Touken Komachi





脇差 白鞘入り 
Wakizashi, Shirasaya
無銘(筑紫了戒)
Mumei attributed to Chikushi Ryokai
【銘文】無銘
【寸法】刃長 53.93cm(1尺7寸8分0厘)、反り 1.51cm(5分0厘)、元幅 2.68cm、元重ね 0.70cm、先幅 1.70cm、先重ね 0.43cm、目釘孔2 個、刀身重量 435g 、白鞘全長 74.5cm
【時代】室町時代

【特徴】姿は、鎬造、庵棟、身幅に比して重ねやや厚く、鎬高く、反り深めにつき、中切先詰まりごころとなる。

 茎は、磨上げ、鑢目は切り、先はごく浅い栗尻、目釘孔二。

 彫物は、表裏に腰樋を掻き流す。

 地鉄は、板目に柾交じり、肌立ちごころ、地沸つき、地景入り、白気映り立つ。

 刃文は、細直刃、匂口締まりごころ、小沸つき、小足入る。

 帽子は、直ぐに丸く返り、先掃き掛ける。

【見どころ】高麗を支配下に置いたモンゴル(後に元)の皇帝フビライは、日本との通交を意図して文永二年に国書を草し、使者が文永四年に日本に到達します。
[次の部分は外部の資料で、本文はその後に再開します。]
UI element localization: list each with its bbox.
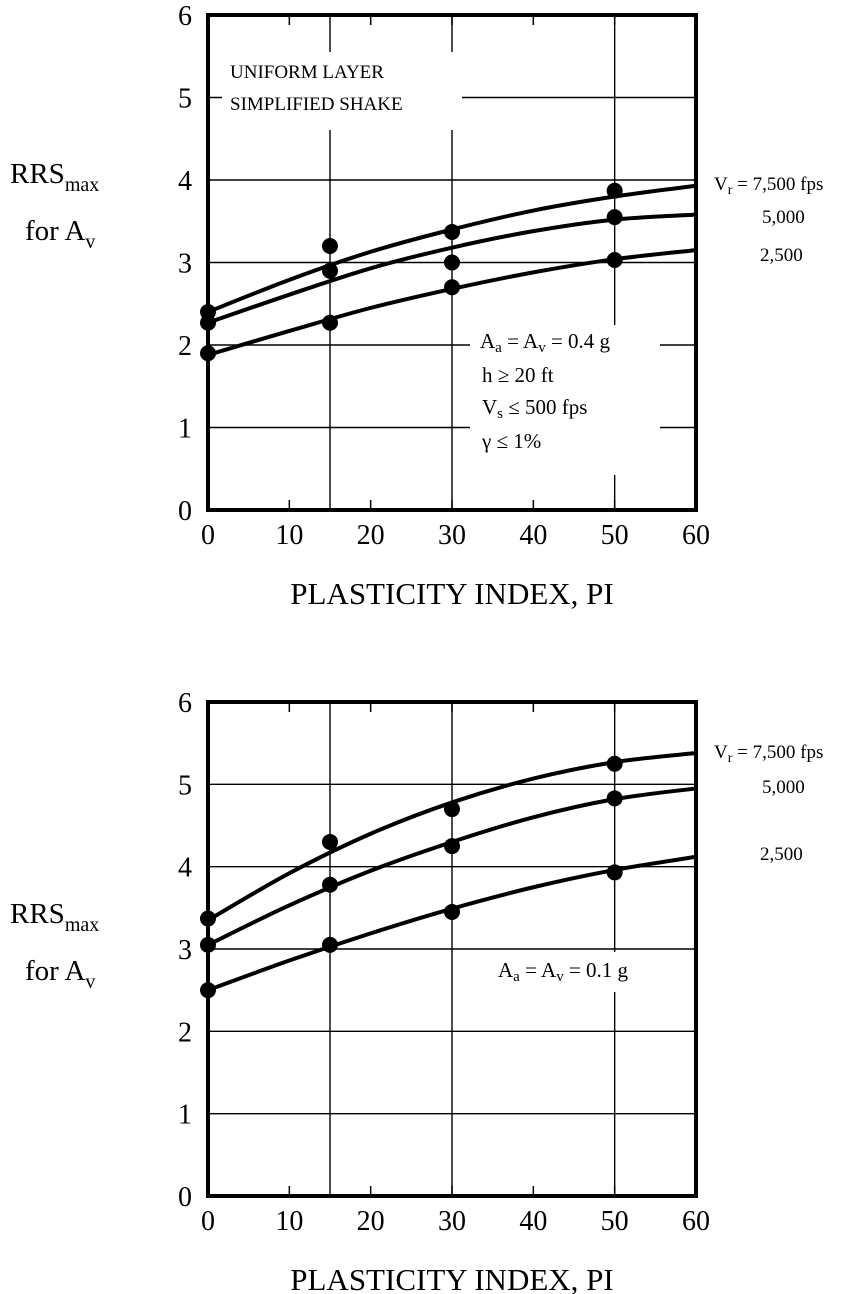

続いて数回の使者派遣のいずれにも日本は応じず、1274年忻都・洪茶丘が指揮官の蒙古漢軍一万五千、高麗軍八千を動員し進撃します(文永の役)。一方国内では延暦寺と園城寺の僧徒の争いが激化し、近江・山城の僧徒の武器の需要が急増していました。一説によれば、このような時代背景の中、来国俊の子(弟子とも)了戒は文永八年、16歳で出家して僧侶となり、17歳で綾小路定利の弟子となり刀鍛冶になったと伝えられています(『新刀古刀大鑑』川口陟 歴史図書社 S47)。
了戒は、後に了戒何某と名乗る刀工の一派を形成していき、九州に移住したものも多く、こうした刀工の作を筑紫了戒と呼んでいます。宮本武蔵もその切れ味を好んで了戒を愛刀としました。本作は、磨上げながら深めに反りのついた細身の姿で、肌の色合いにところどころ濃淡変化があり、匂口の締まった細直刃が凛とした表情を湛えています。

【状態】研磨済み、白鞘・はばき新調済みで、状態は良好です。